Das kundenspezifische Standardsystem beschreibt ein Maschinenkonzept, das die Flexibilität einer maßgeschneiderten Lösung mit der Effizienz und Kostenvorteilen einer standardisierten Plattform kombiniert. Es basiert auf einem modularen System, das individuell an die spezifischen Anforderungen des Kunden angepasst werden kann, ohne die typischen Herausforderungen und Mehrkosten einer kundenspezifischen Weiterentwicklung. So entsteht eine perfekte Balance zwischen Anpassungsfähigkeit und bewährter Technik, die es Maschinen- und Anlagenbauern ermöglicht, schnell auf Kundenwünsche zu reagieren und gleichzeitig die Produktion zu optimieren.

Maschinentypen und ihre Modularisierungspotentiale

Der Aufwand für die Standardisierung darf nicht unterschätzt werden und muss immer im Zusammenhang mit den daraus resultierenden Vorteilen betrachtet werden. Entscheidend ist dabei der Maschinentyp, da die optimale Granularität der Standardisierung stark variiert und die notwendige Flexibilität nicht beeinträchtigt werden darf.
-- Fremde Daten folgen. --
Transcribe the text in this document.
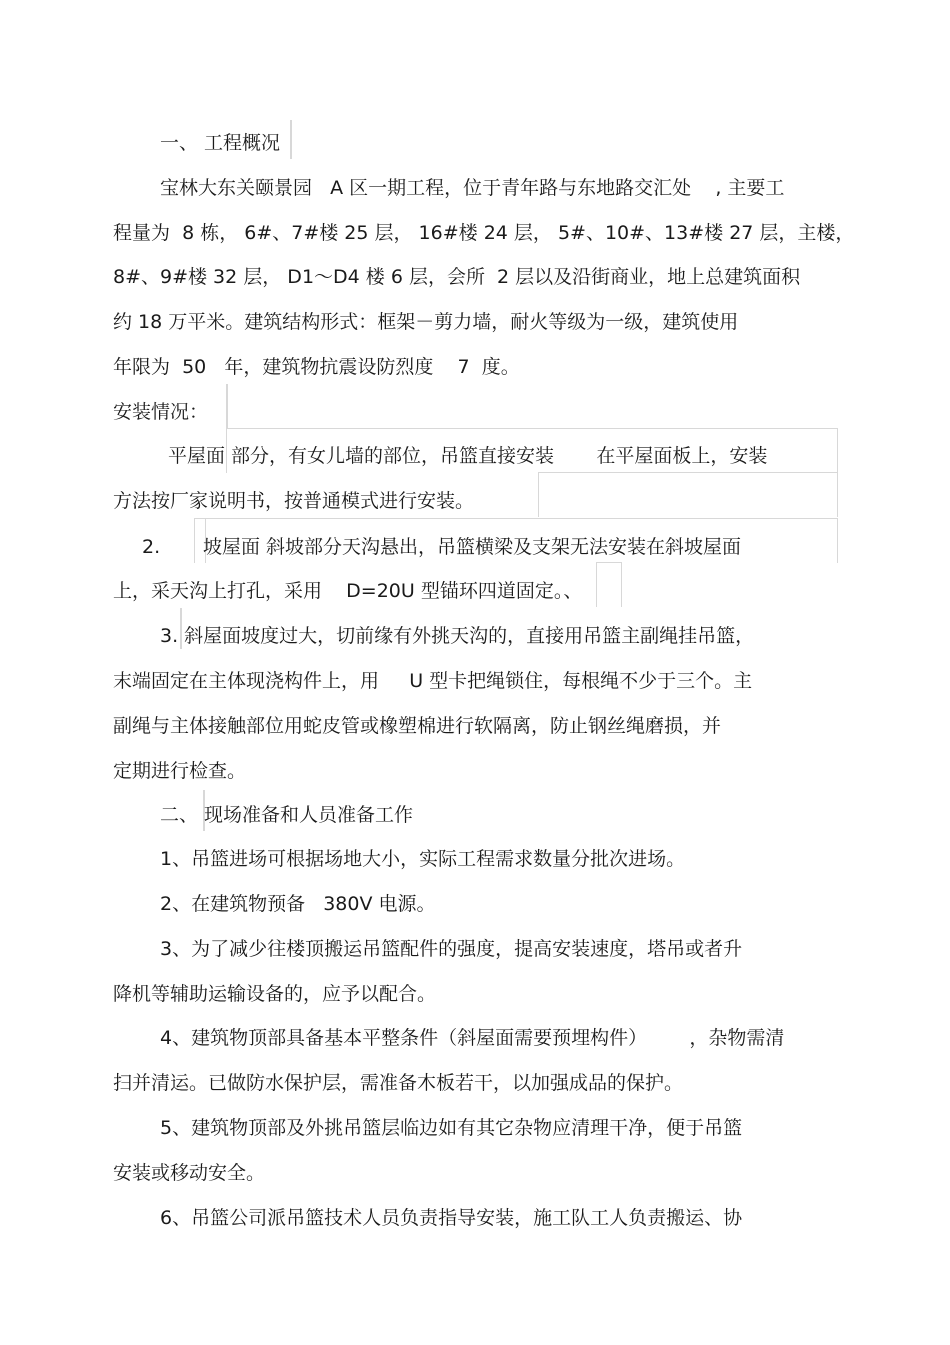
一、 工程概况

宝林大东关颐景园   A 区一期工程，位于青年路与东地路交汇处    , 主要工

程量为  8 栋， 6#、7#楼 25 层， 16#楼 24 层， 5#、10#、13#楼 27 层，主楼，

8#、9#楼 32 层， D1～D4 楼 6 层，会所  2 层以及沿街商业，地上总建筑面积

约 18 万平米。建筑结构形式：框架－剪力墙，耐火等级为一级，建筑使用

年限为  50   年，建筑物抗震设防烈度    7  度。

安装情况：

平屋面 部分，有女儿墙的部位，吊篮直接安装       在平屋面板上，安装

方法按厂家说明书，按普通模式进行安装。

2. 坡屋面 斜坡部分天沟悬出，吊篮横梁及支架无法安装在斜坡屋面

上，采天沟上打孔，采用    D=20U 型锚环四道固定。、

3. 斜屋面坡度过大，切前缘有外挑天沟的，直接用吊篮主副绳挂吊篮，

末端固定在主体现浇构件上，用     U 型卡把绳锁住，每根绳不少于三个。主

副绳与主体接触部位用蛇皮管或橡塑棉进行软隔离，防止钢丝绳磨损，并

定期进行检查。

二、 现场准备和人员准备工作

1、吊篮进场可根据场地大小，实际工程需求数量分批次进场。

2、在建筑物预备   380V 电源。

3、为了减少往楼顶搬运吊篮配件的强度，提高安装速度，塔吊或者升

降机等辅助运输设备的，应予以配合。

4、建筑物顶部具备基本平整条件（斜屋面需要预埋构件）       ，杂物需清

扫并清运。已做防水保护层，需准备木板若干，以加强成品的保护。

5、建筑物顶部及外挑吊篮层临边如有其它杂物应清理干净，便于吊篮

安装或移动安全。

6、吊篮公司派吊篮技术人员负责指导安装，施工队工人负责搬运、协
Das richtige Gleichgewicht zu finden, ist der Schlüssel zu einem optimalen Kosten-Nutzen-Verhältnis.

Das begleitende Bild verdeutlicht, dass eine stufenlose Granularität von der Modulebene bis hin zur Maschinenebene möglich ist – je nachdem, in welchem Umfang der Maschinenbauer bereit ist, die Variantenvielfalt zugunsten einer höheren Standardisierbarkeit zu reduzieren.

Die gute Balance zwischen Standardisierung und Flexibilität ist abhängig vom Maschinentyp und entscheidend für ein optimales Kosten-Nutzen-Verhältnis.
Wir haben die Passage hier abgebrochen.